Sunday, June 12, 2005

Sexual Torture.... Yeah, Right

I'm a big fan of the Volokh Conspiracy -- it's one of the best blogs out there, especially for legal analysis. But it also does a pretty good job of analyzing and breaking down news "reporting", especially when the errors are the egregious type of crap that we see in the press all the time. Eugene Volokh nails some misreporting by the Guardian in this post. The Guardian's article seems to have a rather broad definition of "sexual torture". I copied the first paragraph of the article below, followed by the supposed instances of "sexual torture" detailed here...
An American soldier has revealed shocking new details of abuse and sexual torture of prisoners at Guantánamo Bay in the first high-profile whistleblowing account to emerge from inside the top-secret base.

...Among the most shocking abuses Saar recalls is the use of sex in interrogation sessions. Some female interrogators stripped down to their underwear and rubbed themselves against their prisoners. Pornographic magazines and videos were also used as rewards for confessing.

In one session a female interrogator took off some of her clothes and smeared fake blood on a prisoner after telling him she was menstruating. 'That's a big deal. It is a major insult to one of the world's biggest religions where we are trying to win hearts and minds,' Saar said.
A couple points are in order. Volokh is probably right that some of the tactics detailed here are questionable. I personally have little in the way of objection to porn magazines or stripped-down interrogators -- neither constitutes an abuse of the prisoner in question. If he doesn't want to see a half-naked woman, he can shut his eyes. I'd argue that the case is more close to the line on rubbing against prisoners or smearing blood on them. I can see the case against these. But none of this, in my opinion, qualifies as "sexual torture." By this definition, Victoria's Secret engages in mass acts of minor sexual torture when they mail their catalogs to any place where a Muslim male may see them.

Exaggerating the nature of what's taking place isn't necessary to inform us and allow us to make our own decisions as to whether the interrogation techniques are overboard. Inform the American people and let us make the decision. We may have varying opinions as to what's right and what's wrong, but trying to fool those of us less likely to object to what's going on isn't going to result in anything good.

Finally, there's Saar's point that we're trying to win hearts and minds in the Muslim world, and that Guantinomo isn't helping. I won't dispute the latter part of the point, but the former is one that needs to be put in context. Yes, we're trying to win hearts and minds, but the point of our detention and interrogation policy is not to win hearts and minds -- it's to detain terrorists and obtain information from them. The key question to ask is not whether the tactic in question will help us win hearts and minds -- letting people go in a mass release might accomplish that, but would also place all of us in danger.

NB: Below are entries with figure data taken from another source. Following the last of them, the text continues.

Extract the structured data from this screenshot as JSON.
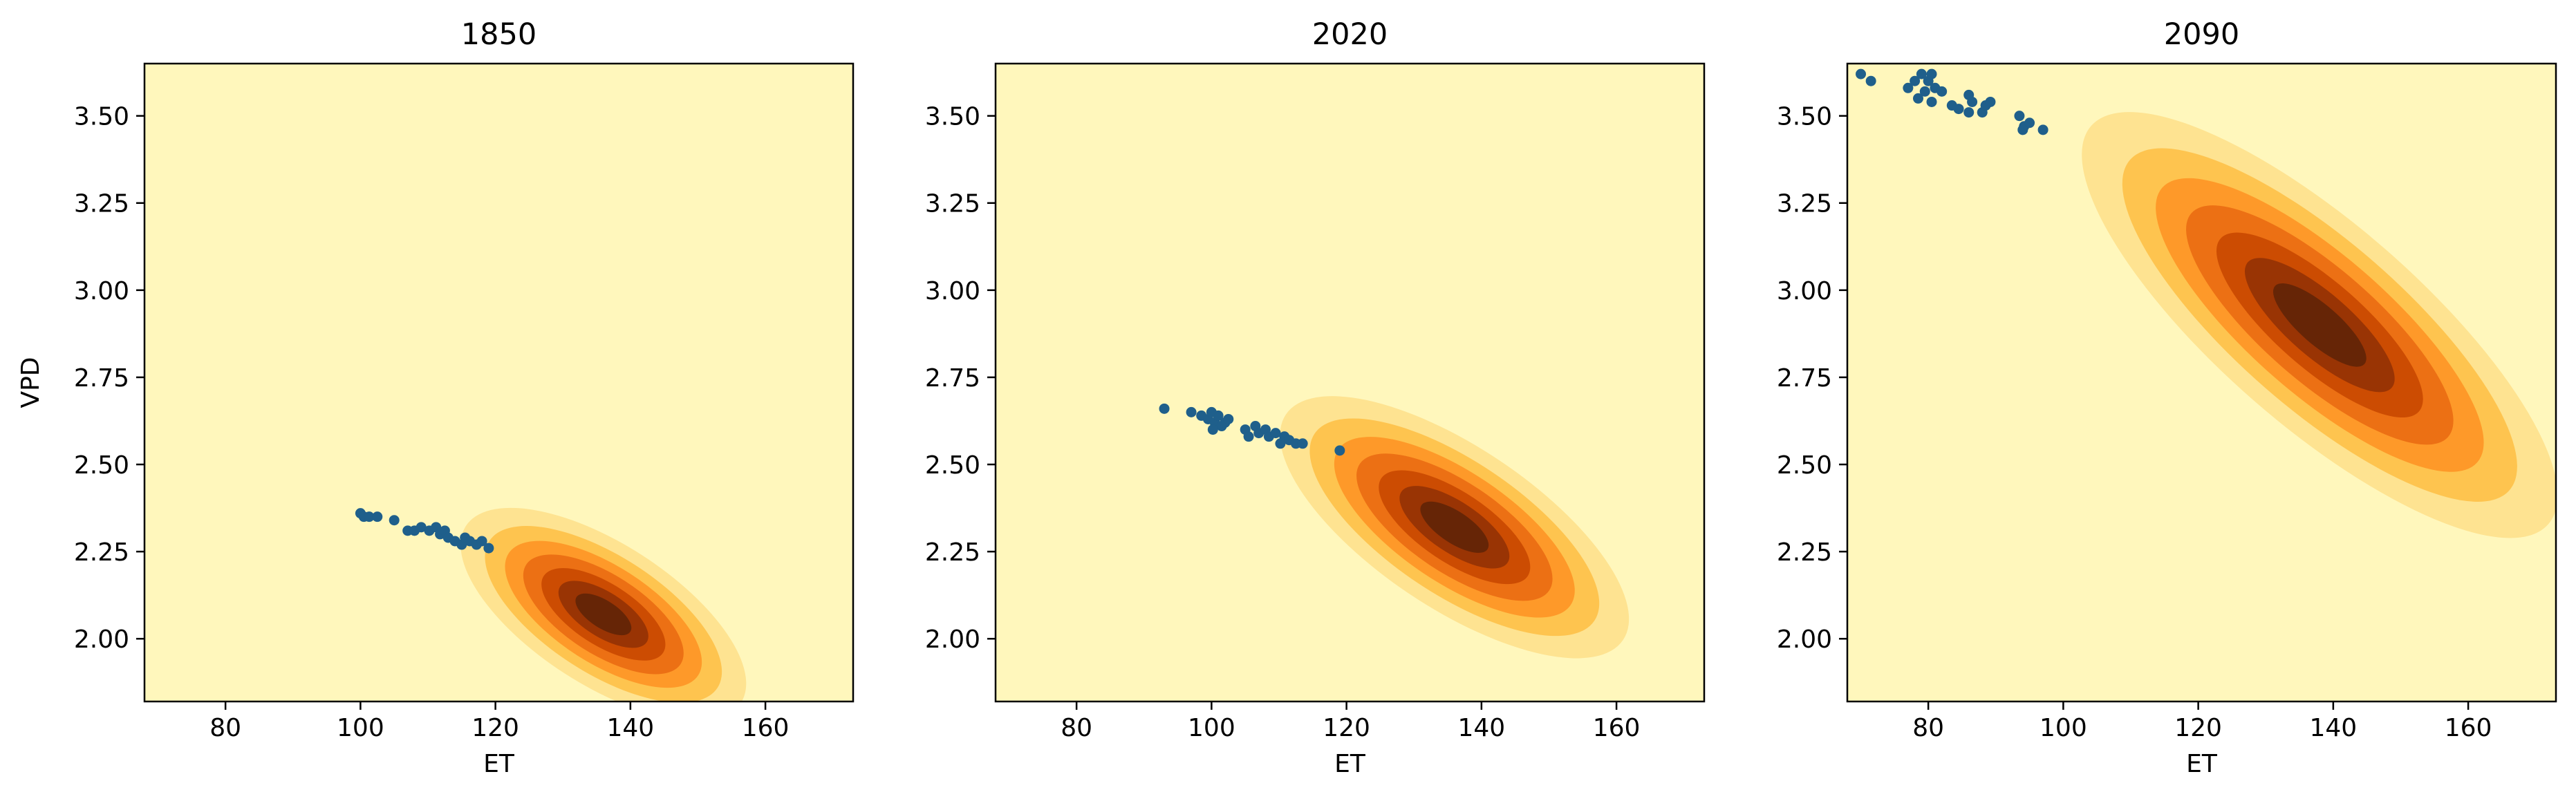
{
  "figure": {
    "background": "#ffffff"
  },
  "chart_data": [
    {
      "type": "scatter",
      "title": "1850",
      "xlabel": "ET",
      "ylabel": "VPD",
      "xlim": [
        68,
        173
      ],
      "ylim": [
        1.82,
        3.65
      ],
      "xticks": [
        80,
        100,
        120,
        140,
        160
      ],
      "yticks": [
        2.0,
        2.25,
        2.5,
        2.75,
        3.0,
        3.25,
        3.5
      ],
      "xtick_labels": [
        "80",
        "100",
        "120",
        "140",
        "160"
      ],
      "ytick_labels": [
        "2.00",
        "2.25",
        "2.50",
        "2.75",
        "3.00",
        "3.25",
        "3.50"
      ],
      "grid": false,
      "scatter": {
        "color": "#1f5f8b",
        "points": [
          [
            100,
            2.36
          ],
          [
            100.5,
            2.35
          ],
          [
            101.3,
            2.35
          ],
          [
            102.5,
            2.35
          ],
          [
            105,
            2.34
          ],
          [
            107,
            2.31
          ],
          [
            108,
            2.31
          ],
          [
            109,
            2.32
          ],
          [
            110.2,
            2.31
          ],
          [
            111.2,
            2.32
          ],
          [
            111.8,
            2.3
          ],
          [
            112.5,
            2.31
          ],
          [
            113,
            2.29
          ],
          [
            114,
            2.28
          ],
          [
            115,
            2.27
          ],
          [
            115.5,
            2.29
          ],
          [
            116.2,
            2.28
          ],
          [
            117.2,
            2.27
          ],
          [
            118,
            2.28
          ],
          [
            119,
            2.26
          ]
        ]
      },
      "density": {
        "colors": [
          "#fff7bc",
          "#fee391",
          "#fec44f",
          "#fe9929",
          "#ec7014",
          "#cc4c02",
          "#993404",
          "#662506"
        ],
        "center": [
          136,
          2.07
        ],
        "sigma": [
          9,
          0.13
        ],
        "rho": -0.65
      }
    },
    {
      "type": "scatter",
      "title": "2020",
      "xlabel": "ET",
      "ylabel": "",
      "xlim": [
        68,
        173
      ],
      "ylim": [
        1.82,
        3.65
      ],
      "xticks": [
        80,
        100,
        120,
        140,
        160
      ],
      "yticks": [
        2.0,
        2.25,
        2.5,
        2.75,
        3.0,
        3.25,
        3.5
      ],
      "xtick_labels": [
        "80",
        "100",
        "120",
        "140",
        "160"
      ],
      "ytick_labels": [
        "2.00",
        "2.25",
        "2.50",
        "2.75",
        "3.00",
        "3.25",
        "3.50"
      ],
      "grid": false,
      "scatter": {
        "color": "#1f5f8b",
        "points": [
          [
            93,
            2.66
          ],
          [
            97,
            2.65
          ],
          [
            98.5,
            2.64
          ],
          [
            99.5,
            2.63
          ],
          [
            100,
            2.65
          ],
          [
            100.5,
            2.62
          ],
          [
            101,
            2.64
          ],
          [
            101.5,
            2.61
          ],
          [
            102,
            2.62
          ],
          [
            102.5,
            2.63
          ],
          [
            100.2,
            2.6
          ],
          [
            105,
            2.6
          ],
          [
            105.5,
            2.58
          ],
          [
            106.5,
            2.61
          ],
          [
            107,
            2.59
          ],
          [
            108,
            2.6
          ],
          [
            108.5,
            2.58
          ],
          [
            109.5,
            2.59
          ],
          [
            110.2,
            2.56
          ],
          [
            110.8,
            2.58
          ],
          [
            111.5,
            2.57
          ],
          [
            112.5,
            2.56
          ],
          [
            113.5,
            2.56
          ],
          [
            119,
            2.54
          ]
        ]
      },
      "density": {
        "colors": [
          "#fff7bc",
          "#fee391",
          "#fec44f",
          "#fe9929",
          "#ec7014",
          "#cc4c02",
          "#993404",
          "#662506"
        ],
        "center": [
          136,
          2.32
        ],
        "sigma": [
          11,
          0.16
        ],
        "rho": -0.7
      }
    },
    {
      "type": "scatter",
      "title": "2090",
      "xlabel": "ET",
      "ylabel": "",
      "xlim": [
        68,
        173
      ],
      "ylim": [
        1.82,
        3.65
      ],
      "xticks": [
        80,
        100,
        120,
        140,
        160
      ],
      "yticks": [
        2.0,
        2.25,
        2.5,
        2.75,
        3.0,
        3.25,
        3.5
      ],
      "xtick_labels": [
        "80",
        "100",
        "120",
        "140",
        "160"
      ],
      "ytick_labels": [
        "2.00",
        "2.25",
        "2.50",
        "2.75",
        "3.00",
        "3.25",
        "3.50"
      ],
      "grid": false,
      "scatter": {
        "color": "#1f5f8b",
        "points": [
          [
            70,
            3.62
          ],
          [
            71.5,
            3.6
          ],
          [
            77,
            3.58
          ],
          [
            78,
            3.6
          ],
          [
            79,
            3.62
          ],
          [
            79.5,
            3.57
          ],
          [
            80,
            3.6
          ],
          [
            80.5,
            3.62
          ],
          [
            81,
            3.58
          ],
          [
            82,
            3.57
          ],
          [
            78.5,
            3.55
          ],
          [
            80.5,
            3.54
          ],
          [
            83.5,
            3.53
          ],
          [
            84.5,
            3.52
          ],
          [
            86,
            3.56
          ],
          [
            86.5,
            3.54
          ],
          [
            86,
            3.51
          ],
          [
            88,
            3.51
          ],
          [
            88.5,
            3.53
          ],
          [
            89.2,
            3.54
          ],
          [
            93.5,
            3.5
          ],
          [
            94.2,
            3.47
          ],
          [
            95,
            3.48
          ],
          [
            94,
            3.46
          ],
          [
            97,
            3.46
          ]
        ]
      },
      "density": {
        "colors": [
          "#fff7bc",
          "#fee391",
          "#fec44f",
          "#fe9929",
          "#ec7014",
          "#cc4c02",
          "#993404",
          "#662506"
        ],
        "center": [
          138,
          2.9
        ],
        "sigma": [
          15,
          0.26
        ],
        "rho": -0.8
      }
    }
  ]
}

The key questions are ones that involve the question of what's right and what's wrong -- what we as a society are willing to accept from our military leadership and the troops who follow their rules. We set the rules, within the context of legal structures -- the latter are important, but so's a sense of morality. Put it this way -- smearing the fake blood on the prisoner may or may not violate the Geneva Convention, but I would expect an argument that it's still not right regardless. And that's a good argument to have.

I think a large division exists between those who are infuriated by the abuses at Abu Ghraib and Guantanimo, and those who view these as the type of problems that occur when you're fighting a war. I tend to fall into the latter camp, but I understand why the other side (within reason) thinks of these as serious problems that need to be solved. I just disagree as to the nature of the problems -- they tend to view them as systemic and serious, while I view them as isolated and generally not as severe as they are portrayed.

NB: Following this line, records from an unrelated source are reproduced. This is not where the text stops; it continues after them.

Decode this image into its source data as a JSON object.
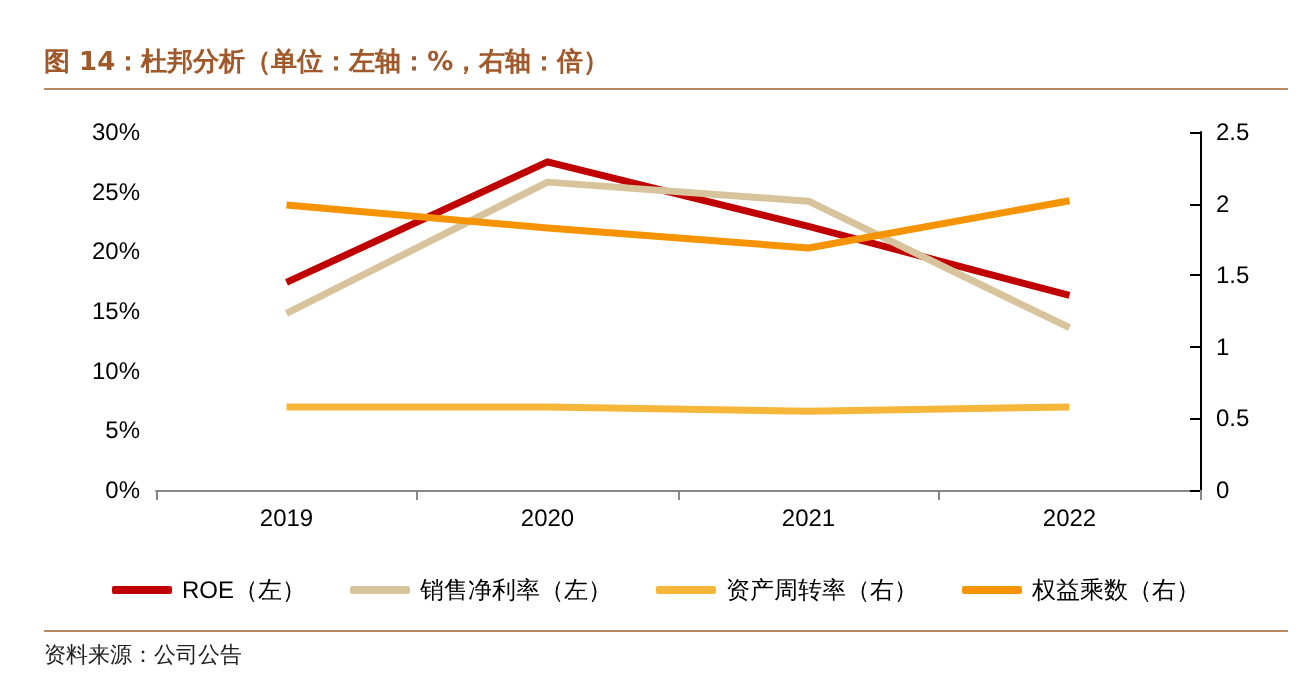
{
  "chart_data": {
    "type": "line",
    "title": "图 14：杜邦分析（单位：左轴：%，右轴：倍）",
    "categories": [
      "2019",
      "2020",
      "2021",
      "2022"
    ],
    "series": [
      {
        "name": "ROE（左）",
        "color": "#c00000",
        "values": [
          17.4,
          27.5,
          22.1,
          16.3
        ]
      },
      {
        "name": "销售净利率（左）",
        "color": "#d8c49c",
        "values": [
          14.8,
          25.8,
          24.2,
          13.6
        ]
      },
      {
        "name": "资产周转率（右）",
        "color": "#f6b63a",
        "axis": "y2",
        "values": [
          0.58,
          0.58,
          0.55,
          0.58
        ]
      },
      {
        "name": "权益乘数（右）",
        "color": "#f59400",
        "axis": "y2",
        "values": [
          1.99,
          1.83,
          1.69,
          2.02
        ]
      }
    ],
    "ylim": [
      0,
      30
    ],
    "yticks": [
      {
        "value": 0,
        "label": "0%"
      },
      {
        "value": 5,
        "label": "5%"
      },
      {
        "value": 10,
        "label": "10%"
      },
      {
        "value": 15,
        "label": "15%"
      },
      {
        "value": 20,
        "label": "20%"
      },
      {
        "value": 25,
        "label": "25%"
      },
      {
        "value": 30,
        "label": "30%"
      }
    ],
    "y2lim": [
      0,
      2.5
    ],
    "y2ticks": [
      0,
      0.5,
      1,
      1.5,
      2,
      2.5
    ],
    "legend": "bottom",
    "grid": false,
    "marker": "none",
    "line_style": "solid",
    "annotations": [
      "资料来源：公司公告"
    ]
  }
}
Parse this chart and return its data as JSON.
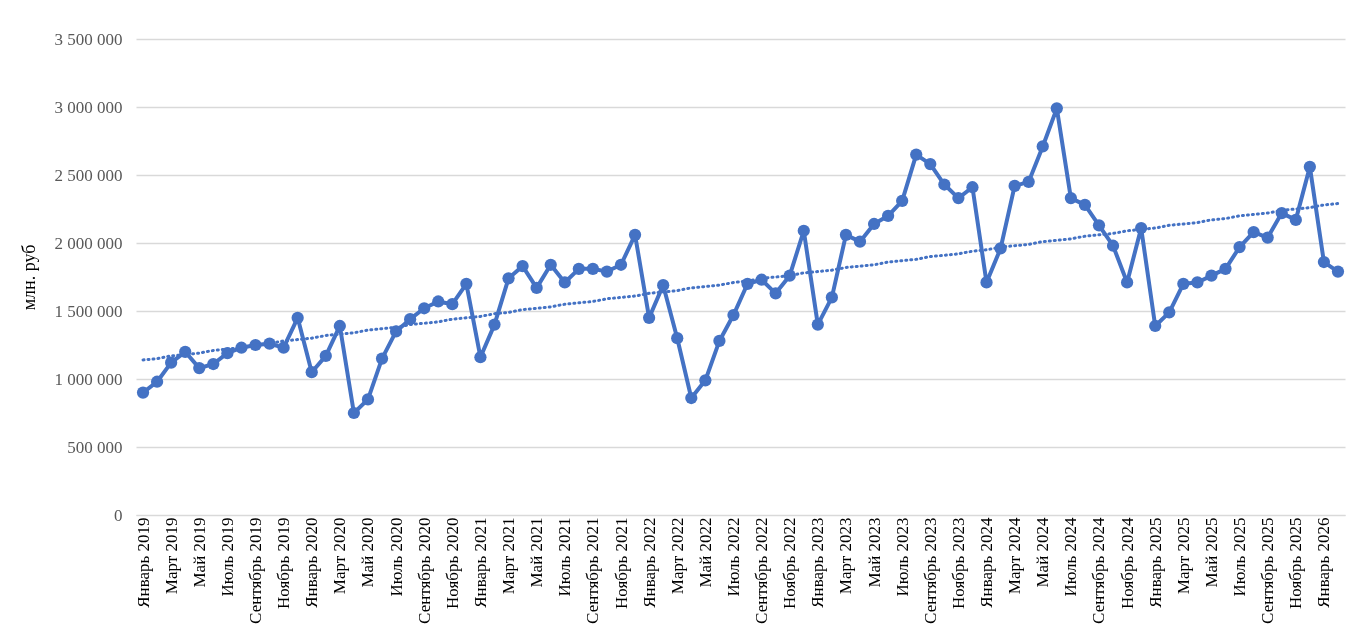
{
  "chart_data": {
    "type": "line",
    "ylabel": "млн. руб",
    "categories": [
      "Январь 2019",
      null,
      "Март 2019",
      null,
      "Май 2019",
      null,
      "Июль 2019",
      null,
      "Сентябрь 2019",
      null,
      "Ноябрь 2019",
      null,
      "Январь 2020",
      null,
      "Март 2020",
      null,
      "Май 2020",
      null,
      "Июль 2020",
      null,
      "Сентябрь 2020",
      null,
      "Ноябрь 2020",
      null,
      "Январь 2021",
      null,
      "Март 2021",
      null,
      "Май 2021",
      null,
      "Июль 2021",
      null,
      "Сентябрь 2021",
      null,
      "Ноябрь 2021",
      null,
      "Январь 2022",
      null,
      "Март 2022",
      null,
      "Май 2022",
      null,
      "Июль 2022",
      null,
      "Сентябрь 2022",
      null,
      "Ноябрь 2022",
      null,
      "Январь 2023",
      null,
      "Март 2023",
      null,
      "Май 2023",
      null,
      "Июль 2023",
      null,
      "Сентябрь 2023",
      null,
      "Ноябрь 2023",
      null,
      "Январь 2024",
      null,
      "Март 2024",
      null,
      "Май 2024",
      null,
      "Июль 2024",
      null,
      "Сентябрь 2024",
      null,
      "Ноябрь 2024",
      null,
      "Январь 2025",
      null,
      "Март 2025",
      null,
      "Май 2025",
      null,
      "Июль 2025",
      null,
      "Сентябрь 2025",
      null,
      "Ноябрь 2025",
      null,
      "Январь 2026",
      null
    ],
    "series": [
      {
        "color": "#4472c4",
        "line_style": "solid",
        "values": [
          900000,
          980000,
          1120000,
          1200000,
          1080000,
          1110000,
          1190000,
          1230000,
          1250000,
          1260000,
          1230000,
          1450000,
          1050000,
          1170000,
          1390000,
          750000,
          850000,
          1150000,
          1350000,
          1440000,
          1520000,
          1570000,
          1550000,
          1700000,
          1160000,
          1400000,
          1740000,
          1830000,
          1670000,
          1840000,
          1710000,
          1810000,
          1810000,
          1790000,
          1840000,
          2060000,
          1450000,
          1690000,
          1300000,
          860000,
          990000,
          1280000,
          1470000,
          1700000,
          1730000,
          1630000,
          1760000,
          2090000,
          1400000,
          1600000,
          2060000,
          2010000,
          2140000,
          2200000,
          2310000,
          2650000,
          2580000,
          2430000,
          2330000,
          2410000,
          1710000,
          1960000,
          2420000,
          2450000,
          2710000,
          2990000,
          2330000,
          2280000,
          2130000,
          1980000,
          1710000,
          2110000,
          1390000,
          1490000,
          1700000,
          1710000,
          1760000,
          1810000,
          1970000,
          2080000,
          2040000,
          2220000,
          2170000,
          2560000,
          1860000,
          1790000
        ]
      },
      {
        "type": "line",
        "color": "#4472c4",
        "line_style": "dotted",
        "marker": "none",
        "values": [
          1140000,
          1150000,
          1170000,
          1180000,
          1190000,
          1210000,
          1220000,
          1230000,
          1250000,
          1260000,
          1280000,
          1290000,
          1300000,
          1320000,
          1330000,
          1340000,
          1360000,
          1370000,
          1380000,
          1400000,
          1410000,
          1420000,
          1440000,
          1450000,
          1460000,
          1480000,
          1490000,
          1510000,
          1520000,
          1530000,
          1550000,
          1560000,
          1570000,
          1590000,
          1600000,
          1610000,
          1630000,
          1640000,
          1650000,
          1670000,
          1680000,
          1690000,
          1710000,
          1720000,
          1740000,
          1750000,
          1760000,
          1780000,
          1790000,
          1800000,
          1820000,
          1830000,
          1840000,
          1860000,
          1870000,
          1880000,
          1900000,
          1910000,
          1920000,
          1940000,
          1950000,
          1970000,
          1980000,
          1990000,
          2010000,
          2020000,
          2030000,
          2050000,
          2060000,
          2070000,
          2090000,
          2100000,
          2110000,
          2130000,
          2140000,
          2150000,
          2170000,
          2180000,
          2200000,
          2210000,
          2220000,
          2240000,
          2250000,
          2260000,
          2280000,
          2290000
        ]
      }
    ],
    "ylim": [
      0,
      3500000
    ],
    "yticks": [
      {
        "value": 0,
        "label": "0"
      },
      {
        "value": 500000,
        "label": "500 000"
      },
      {
        "value": 1000000,
        "label": "1 000 000"
      },
      {
        "value": 1500000,
        "label": "1 500 000"
      },
      {
        "value": 2000000,
        "label": "2 000 000"
      },
      {
        "value": 2500000,
        "label": "2 500 000"
      },
      {
        "value": 3000000,
        "label": "3 000 000"
      },
      {
        "value": 3500000,
        "label": "3 500 000"
      }
    ],
    "grid": "y",
    "marker": "circle"
  }
}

I think the vast majority of American people were upset at what happened at Abu Ghraib, but don't particularly feel a great degree of pain about it. The public humiliation of prisioners is wrong -- but the constant attempts by some on the left to draw moral equivalence between Abu Ghraib and the terrorist attacks on civilians where people were injured and killed tend to lose the moderates who might be willing to listen to the case at hand and appreciate it.

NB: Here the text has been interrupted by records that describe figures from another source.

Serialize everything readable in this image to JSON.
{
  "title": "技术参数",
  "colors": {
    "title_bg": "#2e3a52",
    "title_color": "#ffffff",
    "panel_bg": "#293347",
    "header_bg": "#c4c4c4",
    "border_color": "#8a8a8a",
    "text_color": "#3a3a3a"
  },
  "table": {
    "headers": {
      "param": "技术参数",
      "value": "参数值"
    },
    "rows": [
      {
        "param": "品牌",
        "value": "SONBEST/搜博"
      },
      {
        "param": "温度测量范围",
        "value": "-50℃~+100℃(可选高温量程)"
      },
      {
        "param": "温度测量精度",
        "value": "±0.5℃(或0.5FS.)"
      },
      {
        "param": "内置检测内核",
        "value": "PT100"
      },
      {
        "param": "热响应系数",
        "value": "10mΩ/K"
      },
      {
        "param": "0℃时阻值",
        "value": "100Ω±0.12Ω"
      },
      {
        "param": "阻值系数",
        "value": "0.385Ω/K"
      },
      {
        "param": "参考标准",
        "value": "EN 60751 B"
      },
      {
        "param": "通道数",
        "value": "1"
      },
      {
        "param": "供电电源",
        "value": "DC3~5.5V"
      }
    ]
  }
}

Put rather bluntly, we live in a culture where convicts in the justice sytem go to prisons where they really are subject to varying degrees of physical and mental abuse (including rape, which would easily qualify as sexual torture). That's a terrible thing. Someone peeing on the Koran is bad, but nowhere near as awful by comparison. Both are wrong, but exaggerating the latter will not make it the former. Calling Guantanimo a "gulag" is another example. Using the term "sexual torture" in this case is the latest sample of the hysteria of the left.